Gangue is the substance that must be extracted along with desired minerals or ores due to their close association. These materials are typically removed along with the target minerals or ores, and must then be separated out. Gangue may then be dumped as tailings. In some cases, there may be additional uses for the materials present in tailings. When situations like these occur, the tailings may be further processed to remove the newly valuable materials.
During the mining process, the materials that are unearthed are typically classified into two groups. The economic fraction is the desirable material that has a value, while the uneconomic fraction, otherwise known as gangue, is everything else. When determining whether a mining operation will be economically viable, the costs of separating the economic fraction from useless gangue are typically considered. Sometimes, a desirable material will be so integrated with useless gangue that it would be too costly to extract.
Mining technology has developed over the years, and more sophisticated methods have been been created to separate the economic and uneconomic fractions. Early mining operations could be inefficient, and often left relatively large amounts of useful minerals in the mine tailings. This was often due to the poor ability of older techniques to effectively separate useful minerals from gangue, or a result of the minerals being suspended in particularly difficult configurations. When new techniques are created, old tailings dumps are sometimes revisited for their stores of useful minerals and ores.
Tailings may also be reexamined if new uses for old materials are discovered. Arsenopyrite was once considered a useless gangue mineral and dumped in the tailings as part of the uneconomic fraction. Later developments led to arsenic becoming a popular insecticide, at which time the arsenopyrite contained in mine tailings could be considered an economic fraction. When developments like this occur, tailings are often reprocessed to extract the newly desired minerals and ores.

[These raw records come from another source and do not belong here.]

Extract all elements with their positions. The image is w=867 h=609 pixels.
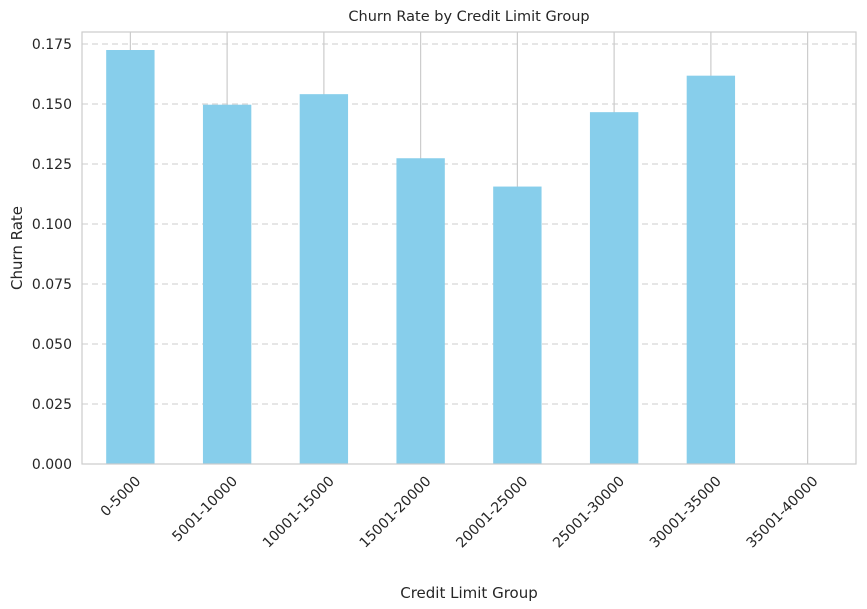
y-tick-label: 0.050 [32,337,72,353]
chart-title: Churn Rate by Credit Limit Group [348,9,589,25]
y-tick-label: 0.175 [32,37,72,53]
bar-10001-15000 [299,94,349,464]
bar-5001-10000 [202,104,252,464]
y-tick-label: 0.100 [32,217,72,233]
y-tick-label: 0.025 [32,397,72,413]
bar-15001-20000 [396,158,445,465]
bar-20001-25000 [493,186,542,464]
y-tick-label: 0.150 [32,97,72,113]
x-tick-label: 5001-10000 [169,474,241,546]
grid-lines [82,32,856,465]
y-tick-label: 0.000 [32,457,72,473]
x-tick-label: 0-5000 [98,474,144,520]
bar-0-5000 [106,50,155,464]
bars [106,50,736,465]
bar-30001-35000 [686,75,736,465]
x-tick-label: 10001-15000 [260,474,338,552]
x-tick-label: 35001-40000 [744,474,822,552]
x-tick-label: 15001-20000 [357,474,435,552]
bar-25001-30000 [589,112,639,464]
x-tick-label: 30001-35000 [647,474,725,552]
y-axis-ticks: 0.000 0.025 0.050 0.075 0.100 0.125 0.150 0.175 [32,37,72,473]
y-tick-label: 0.075 [32,277,72,293]
y-tick-label: 0.125 [32,157,72,173]
x-axis-ticks: 0-5000 5001-10000 10001-15000 15001-20000 20… [98,474,822,552]
plot-area-frame [81,31,857,465]
y-axis-title: Churn Rate [8,206,26,290]
x-axis-title: Credit Limit Group [400,584,538,602]
x-tick-label: 25001-30000 [550,474,628,552]
x-tick-label: 20001-25000 [453,474,531,552]
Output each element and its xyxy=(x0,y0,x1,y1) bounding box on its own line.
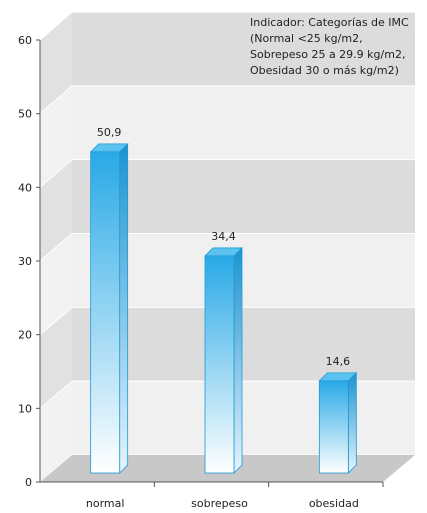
bar-side xyxy=(119,142,129,474)
annotation-line-4: Obesidad 30 o más kg/m2) xyxy=(250,64,399,77)
y-tick-label: 40 xyxy=(18,181,32,194)
bar-value-label: 34,4 xyxy=(211,230,236,243)
chart-annotation: Indicador: Categorías de IMC (Normal <25… xyxy=(250,16,412,77)
grid-band-side xyxy=(40,85,72,188)
bars xyxy=(89,142,358,474)
bar-side xyxy=(347,371,357,474)
annotation-line-2: (Normal <25 kg/m2, xyxy=(250,32,363,45)
grid-band-side xyxy=(40,233,72,335)
axes xyxy=(36,39,384,487)
y-tick-label: 50 xyxy=(18,108,32,121)
grid-band xyxy=(72,307,415,382)
y-tick-label: 10 xyxy=(18,402,32,415)
gridline xyxy=(39,159,415,188)
x-tick-label: obesidad xyxy=(309,497,359,510)
annotation-line-1: Indicador: Categorías de IMC xyxy=(250,16,409,29)
annotation-line-3: Sobrepeso 25 a 29.9 kg/m2, xyxy=(250,48,405,61)
bar xyxy=(318,380,349,474)
bar-side xyxy=(233,246,243,474)
grid-band-side xyxy=(40,159,72,261)
y-tick-label: 0 xyxy=(25,476,32,489)
x-tick-label: sobrepeso xyxy=(191,497,248,510)
grid-band-side xyxy=(40,307,72,409)
x-tick-label: normal xyxy=(86,497,125,510)
gridline xyxy=(39,11,415,41)
bar xyxy=(204,255,235,474)
y-tick-label: 20 xyxy=(18,329,32,342)
grid-band-side xyxy=(40,381,72,482)
grid-band xyxy=(72,12,415,86)
grid-band xyxy=(72,159,415,234)
bar-value-label: 50,9 xyxy=(97,126,122,139)
grid-band-side xyxy=(40,12,72,114)
gridline xyxy=(39,380,415,409)
gridline xyxy=(39,233,415,262)
gridline xyxy=(39,85,415,115)
grid-band xyxy=(72,233,415,308)
gridline xyxy=(39,306,415,336)
labels: 0 10 20 30 40 50 60 50,9 normal 34,4 sobrepeso 14,6… xyxy=(18,34,359,510)
y-tick-label: 60 xyxy=(18,34,32,47)
bar-value-label: 14,6 xyxy=(326,355,351,368)
grid-bands xyxy=(39,11,415,483)
grid-band xyxy=(72,85,415,160)
y-tick-label: 30 xyxy=(18,255,32,268)
bar xyxy=(90,151,121,474)
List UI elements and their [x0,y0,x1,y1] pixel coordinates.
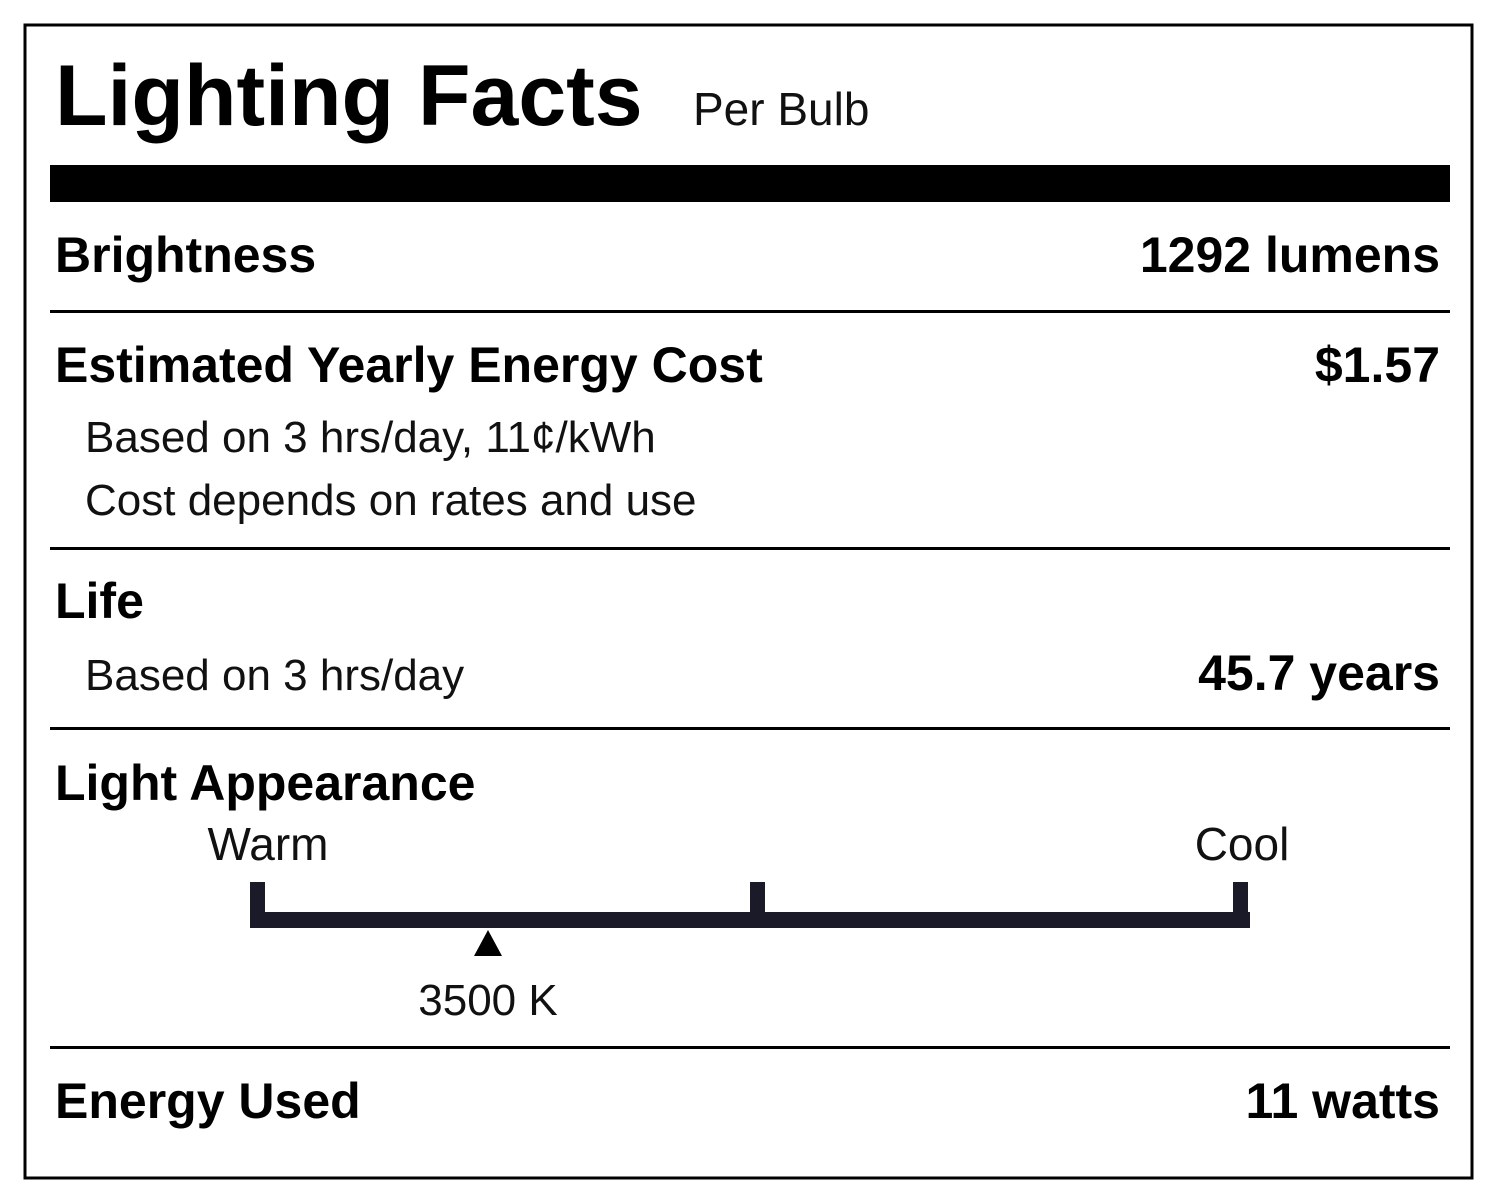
appearance-label: Light Appearance [55,755,475,811]
scale-mid [750,882,765,928]
cost-note: Cost depends on rates and use [85,476,697,525]
rule [50,727,1450,730]
label-border [23,23,1474,1180]
brightness-label: Brightness [55,227,316,283]
heavy-rule [50,165,1450,202]
color-scale [250,882,1250,928]
rule [50,547,1450,550]
subtitle: Per Bulb [693,83,869,135]
life-note: Based on 3 hrs/day [85,651,464,700]
scale-marker [474,930,502,956]
energy-label: Energy Used [55,1073,361,1129]
warm-label: Warm [208,818,329,870]
cost-value: $1.57 [1315,337,1440,393]
marker-label: 3500 K [418,976,557,1025]
cost-note: Based on 3 hrs/day, 11¢/kWh [85,413,656,462]
rule [50,1046,1450,1049]
life-value: 45.7 years [1198,645,1440,701]
cost-label: Estimated Yearly Energy Cost [55,337,763,393]
rule [50,310,1450,313]
scale-end [1233,882,1248,928]
life-label: Life [55,573,144,629]
title: Lighting Facts [55,48,643,144]
scale-end [250,882,265,928]
energy-value: 11 watts [1245,1073,1440,1129]
brightness-value: 1292 lumens [1140,227,1440,283]
cool-label: Cool [1195,818,1290,870]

In certain mining operations, gangue may contain hazardous materials. This may be the result of mining hazardous materials, some of which invariably end up in the tailings due to processing that is not perfectly efficient. Hazardous or poisonous chemicals, such as cyanide, may also be used in the processing of minerals like gold and silver, in which case certain amounts often end up in the tailings. When this happens, the mining operation will often include an environmentally safe dump site to keep poisonous or hazardous materials present in the tailings from leeching out into the ground water.